A very trippy attribute of game developing in F# was the fact that instead of a massive while loop where all of the functions ran, there was a recursive function which took in the ball and players, modified each with the given functions, drew them to the screen and input the newly modified versions back into itself.

Deeper intuition for Types

I had read so much about types, attempting to make sense of why there were so important to many functional developers, for example on one of the podcasts I listened to one of the researchers communicated with the compiler rather than against it using types to portray what they where trying to do. I did not understand what they meant, but I wanted to know.

It wasn’t until I started using them actively in the project did I realise how inherently useful they were. For example, I originally planned to have two distinguishing types of objects within the game, the player object and the ball object, however as I was adding functionality to the ball I realised that if a player was made with the same attributes as the ball, the same functions could be utilised. In order test my observation, I used the functions around the ball I had already built at this point, I built a player as well as some functionality around the player to input up and down commands using the keyboard, and didn’t look at the implementation of the MoveObject function but instead looked at the type it took and returned (eg BallObject -> BallObject) . Of course it did the exact same thing to the player as it did to the ball. However I think the primary benefits I find come from when I have not built the project myself and, when building functionality, I can just glance at the types to know that the function will do what I expect with whatever I put into it.
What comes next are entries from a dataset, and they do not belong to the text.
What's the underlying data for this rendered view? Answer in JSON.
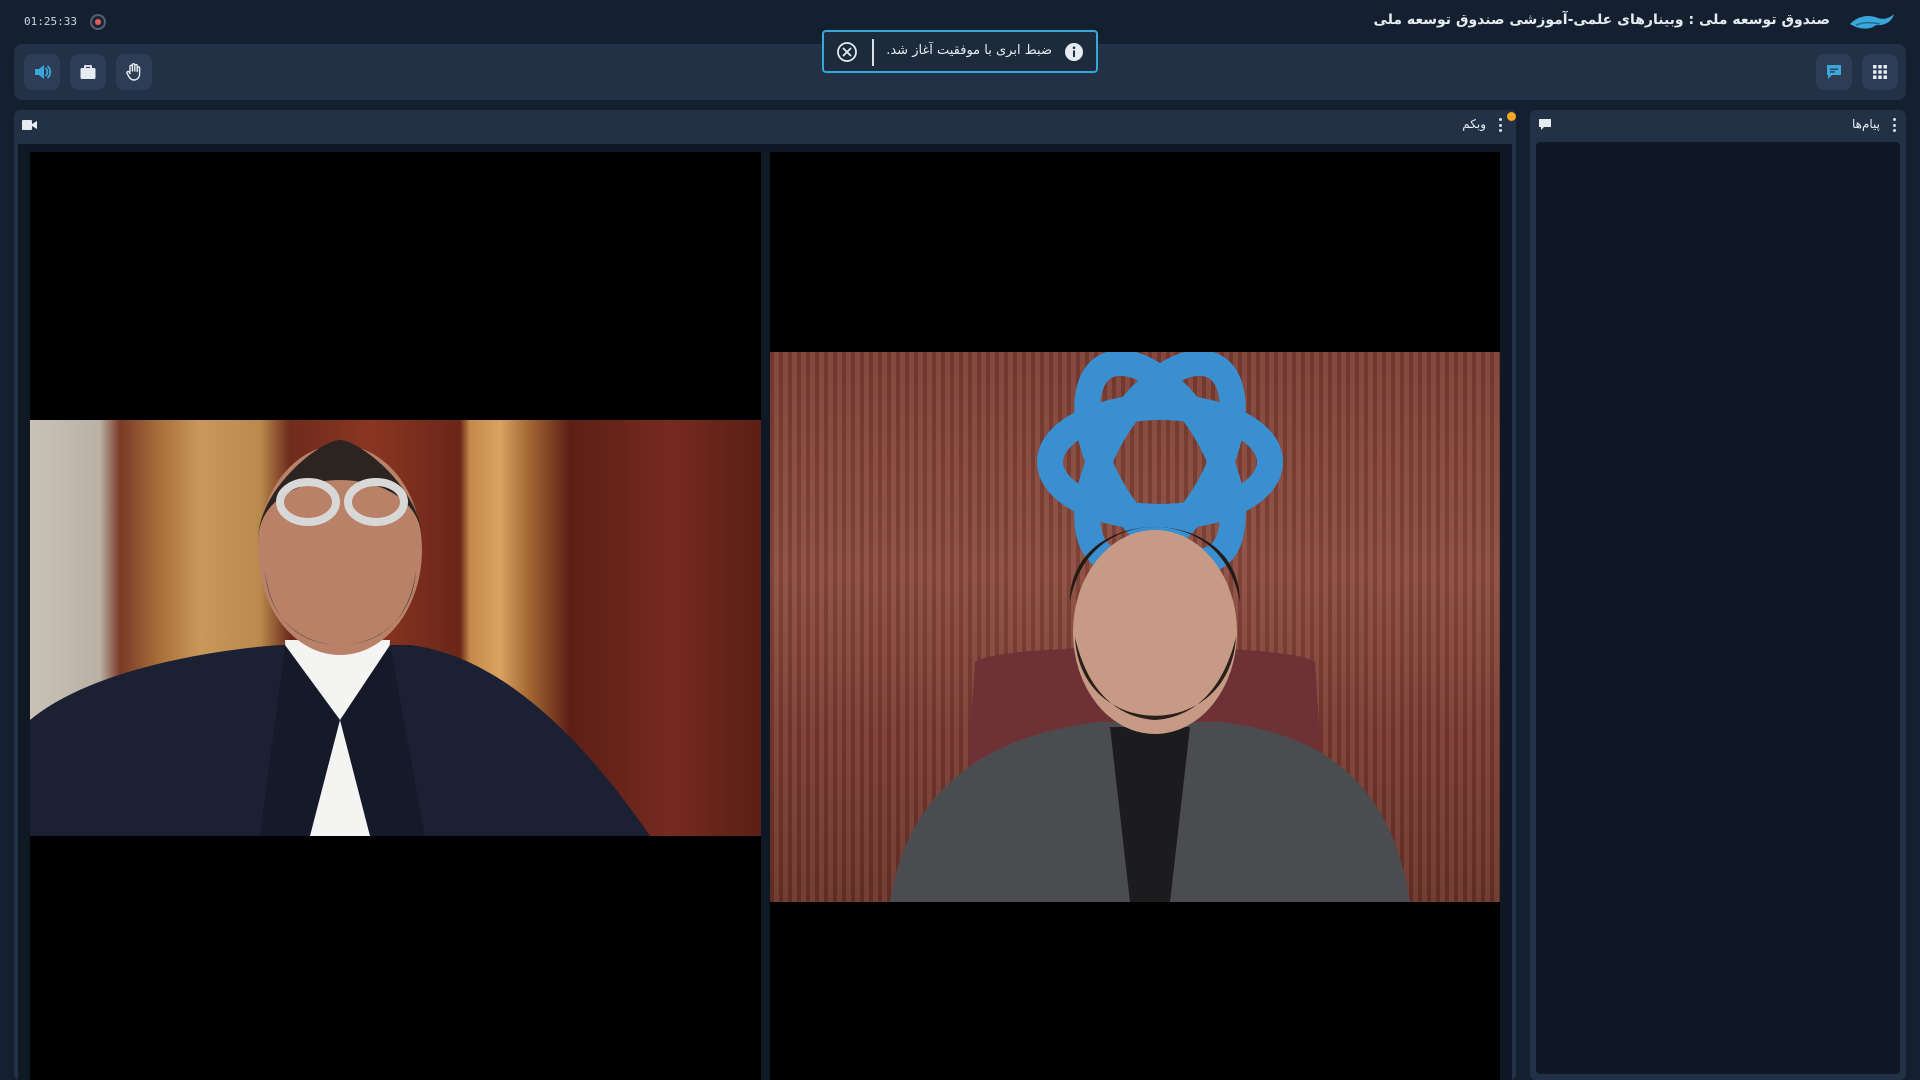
{
  "window": {
    "timer": "01:25:33",
    "title": "صندوق توسعه ملی : وبینارهای علمی-آموزشی صندوق توسعه ملی"
  },
  "toast": {
    "message": "ضبط ابری با موفقیت آغاز شد."
  },
  "toolbar": {
    "left_buttons": [
      "speaker-icon",
      "briefcase-icon",
      "raise-hand-icon"
    ],
    "right_buttons": [
      "chat-icon",
      "apps-grid-icon"
    ]
  },
  "webcam_panel": {
    "title": "وبکم",
    "tiles": [
      "participant-video-1",
      "participant-video-2"
    ]
  },
  "messages_panel": {
    "title": "پیام‌ها"
  },
  "colors": {
    "background": "#14202f",
    "panel": "#223146",
    "accent": "#35a9d8",
    "notify": "#f5a623",
    "record": "#e05a5a"
  }
}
I am hesitant to leave this section in because it does seem very simplistic, put this in get this out, but it honestly did come as a revelation to me at the time and hope it may benefit someone in the future.

Mutating the Immutable the problem

One of the issues that I had which I discovered was highly relevant to game developing in a functional language was returning the whole item every time I wanted to modify something within. On the bright side, this did make me realise that that is all functional programming is, taking some type of state and morphing it to the prefered state. In this case, once the ball was rolling, the ball and both players were in a new state after every single iteration (recursion?) of the GameLoop.

Reflections

Focus on Functionality

In the future, when doing a personal functional project, I would like to make a primary focus on building something more “functional”. What do I mean by that? Well, I am not entirely sure yet, I do know that there were several impure approaches I made to developing this game such as the morphableDirection variable. I have this in place because I could not think of an alternative, it gave me the chance to check a value and change the state of the function given that value while program was still running. From what I currently understand, there are ways to fix this issue with tools such as the IO monad from Haskell.
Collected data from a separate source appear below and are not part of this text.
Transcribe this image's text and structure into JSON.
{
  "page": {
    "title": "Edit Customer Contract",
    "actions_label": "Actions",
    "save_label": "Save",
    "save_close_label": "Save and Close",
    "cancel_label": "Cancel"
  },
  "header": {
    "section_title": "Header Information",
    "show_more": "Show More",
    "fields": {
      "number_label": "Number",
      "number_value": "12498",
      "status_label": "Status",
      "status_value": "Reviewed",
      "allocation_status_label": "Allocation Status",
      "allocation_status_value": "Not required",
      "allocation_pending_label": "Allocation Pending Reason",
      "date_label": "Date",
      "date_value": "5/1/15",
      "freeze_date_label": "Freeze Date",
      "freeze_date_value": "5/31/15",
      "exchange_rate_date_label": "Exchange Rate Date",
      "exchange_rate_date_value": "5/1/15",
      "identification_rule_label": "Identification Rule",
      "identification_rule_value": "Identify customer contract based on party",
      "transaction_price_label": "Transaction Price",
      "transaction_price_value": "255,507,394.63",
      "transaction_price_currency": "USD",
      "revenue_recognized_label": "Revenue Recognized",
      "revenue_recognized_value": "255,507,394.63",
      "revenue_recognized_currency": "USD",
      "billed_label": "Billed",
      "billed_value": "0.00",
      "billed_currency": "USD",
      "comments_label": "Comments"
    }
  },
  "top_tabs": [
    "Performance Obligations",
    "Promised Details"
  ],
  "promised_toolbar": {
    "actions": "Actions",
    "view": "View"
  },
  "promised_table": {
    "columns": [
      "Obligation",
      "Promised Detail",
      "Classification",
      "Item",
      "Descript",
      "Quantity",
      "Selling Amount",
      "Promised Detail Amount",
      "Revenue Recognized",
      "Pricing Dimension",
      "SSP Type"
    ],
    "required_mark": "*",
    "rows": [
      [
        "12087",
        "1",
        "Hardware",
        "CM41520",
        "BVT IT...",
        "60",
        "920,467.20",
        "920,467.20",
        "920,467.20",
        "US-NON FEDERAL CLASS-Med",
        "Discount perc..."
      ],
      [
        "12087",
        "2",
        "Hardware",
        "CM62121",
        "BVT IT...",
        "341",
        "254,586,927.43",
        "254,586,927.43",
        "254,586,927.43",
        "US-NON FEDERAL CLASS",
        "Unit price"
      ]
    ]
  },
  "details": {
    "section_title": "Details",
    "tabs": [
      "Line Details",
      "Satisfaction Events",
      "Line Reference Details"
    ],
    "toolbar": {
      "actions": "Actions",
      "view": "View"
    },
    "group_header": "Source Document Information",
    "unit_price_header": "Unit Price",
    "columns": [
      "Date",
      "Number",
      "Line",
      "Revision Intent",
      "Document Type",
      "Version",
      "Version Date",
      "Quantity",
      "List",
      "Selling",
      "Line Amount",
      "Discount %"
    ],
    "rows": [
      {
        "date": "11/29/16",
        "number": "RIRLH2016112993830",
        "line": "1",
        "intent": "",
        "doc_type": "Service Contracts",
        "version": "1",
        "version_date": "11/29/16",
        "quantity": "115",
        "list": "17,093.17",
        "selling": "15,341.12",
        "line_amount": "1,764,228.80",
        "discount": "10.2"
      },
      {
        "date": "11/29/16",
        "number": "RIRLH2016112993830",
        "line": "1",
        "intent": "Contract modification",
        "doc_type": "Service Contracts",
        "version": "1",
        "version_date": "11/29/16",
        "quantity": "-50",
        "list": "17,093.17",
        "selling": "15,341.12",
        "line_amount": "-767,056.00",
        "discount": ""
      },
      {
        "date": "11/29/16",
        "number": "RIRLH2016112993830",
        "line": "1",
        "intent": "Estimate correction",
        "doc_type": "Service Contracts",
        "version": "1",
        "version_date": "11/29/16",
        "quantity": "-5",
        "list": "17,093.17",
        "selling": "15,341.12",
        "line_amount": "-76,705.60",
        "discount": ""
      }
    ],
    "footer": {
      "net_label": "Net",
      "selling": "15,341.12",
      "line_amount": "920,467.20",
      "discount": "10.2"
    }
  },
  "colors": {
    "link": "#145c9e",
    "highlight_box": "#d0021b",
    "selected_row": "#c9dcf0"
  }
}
Focusing on purity is for a personal benefit of understanding the functional paradigm and not for any practical application as of yet.
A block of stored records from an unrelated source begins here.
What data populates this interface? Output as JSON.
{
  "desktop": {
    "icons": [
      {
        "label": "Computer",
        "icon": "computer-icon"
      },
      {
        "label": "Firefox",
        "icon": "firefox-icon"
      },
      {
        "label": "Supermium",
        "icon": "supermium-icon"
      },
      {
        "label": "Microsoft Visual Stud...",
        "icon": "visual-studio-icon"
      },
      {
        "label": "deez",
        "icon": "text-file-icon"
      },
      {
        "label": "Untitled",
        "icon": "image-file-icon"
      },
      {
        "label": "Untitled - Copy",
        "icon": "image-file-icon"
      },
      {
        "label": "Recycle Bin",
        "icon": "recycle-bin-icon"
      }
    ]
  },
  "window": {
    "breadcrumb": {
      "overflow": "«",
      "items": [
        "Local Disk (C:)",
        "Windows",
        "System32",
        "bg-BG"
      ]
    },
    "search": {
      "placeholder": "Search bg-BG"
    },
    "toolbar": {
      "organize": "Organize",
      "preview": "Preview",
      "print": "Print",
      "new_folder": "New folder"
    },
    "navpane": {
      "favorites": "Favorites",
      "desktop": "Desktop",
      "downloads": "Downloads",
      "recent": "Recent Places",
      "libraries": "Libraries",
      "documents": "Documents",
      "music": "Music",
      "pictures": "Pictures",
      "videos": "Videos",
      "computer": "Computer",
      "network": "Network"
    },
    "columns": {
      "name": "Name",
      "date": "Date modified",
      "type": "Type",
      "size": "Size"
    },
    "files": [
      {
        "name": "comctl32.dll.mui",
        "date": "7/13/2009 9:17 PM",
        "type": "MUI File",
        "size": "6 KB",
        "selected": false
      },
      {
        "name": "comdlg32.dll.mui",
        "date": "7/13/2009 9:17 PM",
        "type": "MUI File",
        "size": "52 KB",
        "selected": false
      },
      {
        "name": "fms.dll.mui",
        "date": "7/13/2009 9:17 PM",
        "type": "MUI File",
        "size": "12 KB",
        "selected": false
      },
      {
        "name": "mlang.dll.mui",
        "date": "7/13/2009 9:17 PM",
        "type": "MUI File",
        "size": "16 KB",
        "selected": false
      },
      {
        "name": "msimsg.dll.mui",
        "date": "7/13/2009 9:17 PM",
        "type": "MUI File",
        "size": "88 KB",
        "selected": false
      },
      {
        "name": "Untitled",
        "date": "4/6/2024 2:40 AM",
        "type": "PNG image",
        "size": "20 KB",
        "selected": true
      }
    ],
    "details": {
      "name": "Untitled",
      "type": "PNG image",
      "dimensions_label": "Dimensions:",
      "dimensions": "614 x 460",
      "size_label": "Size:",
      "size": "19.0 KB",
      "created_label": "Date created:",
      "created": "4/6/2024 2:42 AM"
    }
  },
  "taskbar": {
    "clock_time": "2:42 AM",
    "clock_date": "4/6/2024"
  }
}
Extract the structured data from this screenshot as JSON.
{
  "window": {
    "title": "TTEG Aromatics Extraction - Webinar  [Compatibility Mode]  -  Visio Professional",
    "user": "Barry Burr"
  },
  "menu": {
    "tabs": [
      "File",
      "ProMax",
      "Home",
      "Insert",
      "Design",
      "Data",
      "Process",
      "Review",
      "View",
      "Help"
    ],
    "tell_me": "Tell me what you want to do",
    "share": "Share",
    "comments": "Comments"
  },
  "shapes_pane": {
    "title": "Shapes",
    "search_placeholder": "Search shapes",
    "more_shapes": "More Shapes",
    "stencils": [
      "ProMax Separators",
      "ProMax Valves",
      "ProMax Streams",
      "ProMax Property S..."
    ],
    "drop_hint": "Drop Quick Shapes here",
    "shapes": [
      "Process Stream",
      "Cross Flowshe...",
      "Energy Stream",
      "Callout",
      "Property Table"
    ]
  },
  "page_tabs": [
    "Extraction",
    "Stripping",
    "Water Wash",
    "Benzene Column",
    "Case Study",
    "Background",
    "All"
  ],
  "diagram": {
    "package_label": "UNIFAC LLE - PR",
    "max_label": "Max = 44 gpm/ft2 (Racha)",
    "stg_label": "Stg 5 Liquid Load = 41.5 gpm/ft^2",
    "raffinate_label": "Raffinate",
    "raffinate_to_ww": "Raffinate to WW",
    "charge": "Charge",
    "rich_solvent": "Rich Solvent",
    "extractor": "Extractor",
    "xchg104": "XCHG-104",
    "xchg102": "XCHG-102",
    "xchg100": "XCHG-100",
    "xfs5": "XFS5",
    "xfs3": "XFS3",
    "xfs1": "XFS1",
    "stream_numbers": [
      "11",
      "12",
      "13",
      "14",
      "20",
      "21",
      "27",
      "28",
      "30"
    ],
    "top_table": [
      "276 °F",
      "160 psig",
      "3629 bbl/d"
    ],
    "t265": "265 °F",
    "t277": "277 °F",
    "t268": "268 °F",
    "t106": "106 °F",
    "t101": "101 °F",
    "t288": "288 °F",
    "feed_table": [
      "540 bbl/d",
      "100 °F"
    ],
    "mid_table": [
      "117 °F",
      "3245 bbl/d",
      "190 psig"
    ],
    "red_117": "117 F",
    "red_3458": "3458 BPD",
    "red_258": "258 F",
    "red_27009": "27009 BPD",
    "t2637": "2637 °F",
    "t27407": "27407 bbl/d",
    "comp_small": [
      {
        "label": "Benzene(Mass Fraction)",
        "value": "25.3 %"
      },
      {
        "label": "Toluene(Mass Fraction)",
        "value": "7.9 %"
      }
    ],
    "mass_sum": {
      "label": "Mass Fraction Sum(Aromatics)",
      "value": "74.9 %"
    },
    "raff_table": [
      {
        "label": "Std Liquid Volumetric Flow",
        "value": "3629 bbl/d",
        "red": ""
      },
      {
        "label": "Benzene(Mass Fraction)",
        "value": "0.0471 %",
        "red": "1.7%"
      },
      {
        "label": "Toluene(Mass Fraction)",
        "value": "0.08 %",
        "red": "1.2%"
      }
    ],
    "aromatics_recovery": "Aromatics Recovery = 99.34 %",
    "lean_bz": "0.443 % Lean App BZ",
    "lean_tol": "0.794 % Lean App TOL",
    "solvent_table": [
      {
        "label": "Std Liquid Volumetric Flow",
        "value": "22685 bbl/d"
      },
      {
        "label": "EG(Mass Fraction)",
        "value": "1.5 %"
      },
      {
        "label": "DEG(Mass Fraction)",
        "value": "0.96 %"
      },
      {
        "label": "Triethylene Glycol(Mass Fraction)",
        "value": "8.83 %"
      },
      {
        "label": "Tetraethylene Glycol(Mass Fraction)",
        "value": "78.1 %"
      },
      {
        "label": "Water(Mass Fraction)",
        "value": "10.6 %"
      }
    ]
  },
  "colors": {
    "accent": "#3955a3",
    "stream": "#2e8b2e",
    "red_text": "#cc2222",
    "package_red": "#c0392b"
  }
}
Mutating the Immutable the Solution

I did ask if the issue of having to heave around so much every time can be solved, and the solution came from Haskell developers. They told me that this is one of the reasons for lenses ie creating a exact copy of the data with just the information you want changed morphed. This sounds great however the Haskell developers also made sure to tell me that it could not be done in F#.

Greater Modularity

The player and ball acted too much like objects, I think this comes down to how I come from an OO background, I thought of the ball and player as objects rather than functions. To partially remedy this, I will need create more modular interacting functions such as the direction as one function and the position as another an only combine them when necessary, not all of the time.

My Future Project

Because of my want to continue to understand Functional Development, I have now started a new pong project in Haskell. In this way, I am forced to build purity into the game, I will make a blog article later about my experiences with Haskell and a comparison with F# development.